I am interested in determining the musical key of an audio sample. How would (or could) an algorithm go about trying to approximate the key of a musical audio sample?
<
I have worked at the problem of transcribing polyphonic CD recordings into scores for more than two years at university. The problem is notoriously hard. The first scientific papers related to the problem date back to the 1940s and up to today there are no robust solutions for the general case.
All the basic assumption you usually read are not exactly right and most of them are wrong enough that they become unusable for everything but very simple scenarios.
The frequencies of overtones are not multiples of the fundamental frequency - there are non-linear effects so that the high partials drift away from the expected frequency - and not only a few Hertz; it is not unusual to find the 7th partial where you expected the 6th.
Fourier transformations do not play nice with audio analysis because the frequencies one is interested in are spaced logarithmically while the Fourier transformation yields linearly spaced frequencies.

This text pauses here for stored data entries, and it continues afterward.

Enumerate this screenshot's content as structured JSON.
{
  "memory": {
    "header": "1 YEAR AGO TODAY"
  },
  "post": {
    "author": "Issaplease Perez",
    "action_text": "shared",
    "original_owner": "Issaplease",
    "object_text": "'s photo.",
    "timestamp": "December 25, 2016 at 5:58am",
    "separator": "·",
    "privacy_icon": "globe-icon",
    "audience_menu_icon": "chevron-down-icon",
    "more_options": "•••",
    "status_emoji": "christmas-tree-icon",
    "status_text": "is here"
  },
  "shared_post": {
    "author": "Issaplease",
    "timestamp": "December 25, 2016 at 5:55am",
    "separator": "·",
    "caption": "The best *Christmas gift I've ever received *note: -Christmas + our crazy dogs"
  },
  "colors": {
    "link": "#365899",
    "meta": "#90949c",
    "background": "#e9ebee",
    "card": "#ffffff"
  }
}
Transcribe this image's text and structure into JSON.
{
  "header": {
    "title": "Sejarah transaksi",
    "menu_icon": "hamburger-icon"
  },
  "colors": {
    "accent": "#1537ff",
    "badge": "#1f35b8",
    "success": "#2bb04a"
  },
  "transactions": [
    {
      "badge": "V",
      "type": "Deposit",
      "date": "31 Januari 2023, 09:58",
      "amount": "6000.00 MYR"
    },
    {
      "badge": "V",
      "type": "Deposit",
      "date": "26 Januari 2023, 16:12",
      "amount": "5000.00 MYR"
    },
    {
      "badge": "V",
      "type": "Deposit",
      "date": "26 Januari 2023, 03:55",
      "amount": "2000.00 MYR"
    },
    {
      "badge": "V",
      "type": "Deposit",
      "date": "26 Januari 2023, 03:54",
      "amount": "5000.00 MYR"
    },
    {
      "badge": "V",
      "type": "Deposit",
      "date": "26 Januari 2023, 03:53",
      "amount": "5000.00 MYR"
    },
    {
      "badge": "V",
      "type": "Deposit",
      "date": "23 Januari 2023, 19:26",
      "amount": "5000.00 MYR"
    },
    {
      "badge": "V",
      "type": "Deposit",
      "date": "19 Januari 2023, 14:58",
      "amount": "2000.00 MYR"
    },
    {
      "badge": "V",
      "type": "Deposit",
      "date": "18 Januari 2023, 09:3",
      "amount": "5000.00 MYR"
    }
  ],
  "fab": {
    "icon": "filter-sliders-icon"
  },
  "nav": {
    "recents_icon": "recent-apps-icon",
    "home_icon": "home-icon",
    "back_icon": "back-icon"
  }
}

At low frequencies you need high frequency resolution to separate neighboring pitches - but this yields bad time resolution and you lose the ability the separate notes played in quick succession.
An audio recording does (probably) not contain all the information needed to reconstruct the score. A large part of our music perception happens in our ears and brain. That is why some of the most successful systems are expert systems with large knowledge repositories about the structure of (western) music that only rely to a small portion on signal processing to extract information from the audio recording.
When I am back home I will look through the papers I have read and pick the 20 or 30 most relevant ones and add them here. I really suggest to read them before you decide to implement something - as stated before most common assumptions are somewhat incorrect and you really don't want to rediscover all this things found and analyzed for more than 50 year while implementing and testing.
It's a hard problem, but it's much fun, too. I would really like to hear what you tried and how well it worked.
For now you may have a look at the Constant Q transform, Cepstrum and Wigner(–Ville) distribution. There are also some good papers on how to extract the frequency from shifts in the phase of short time Fourier spectra - this allows to use very short windows sizes (for high time resolution) because the frequency can be determined with a precision several 1000 times larger than the frequency resolution of the underlying Fourier transformation.
All this transformations fit the problem of audio processing much better than ordinary Fourier transformations. For improving the results of basic transformations have a look at the concept of energy reassignment.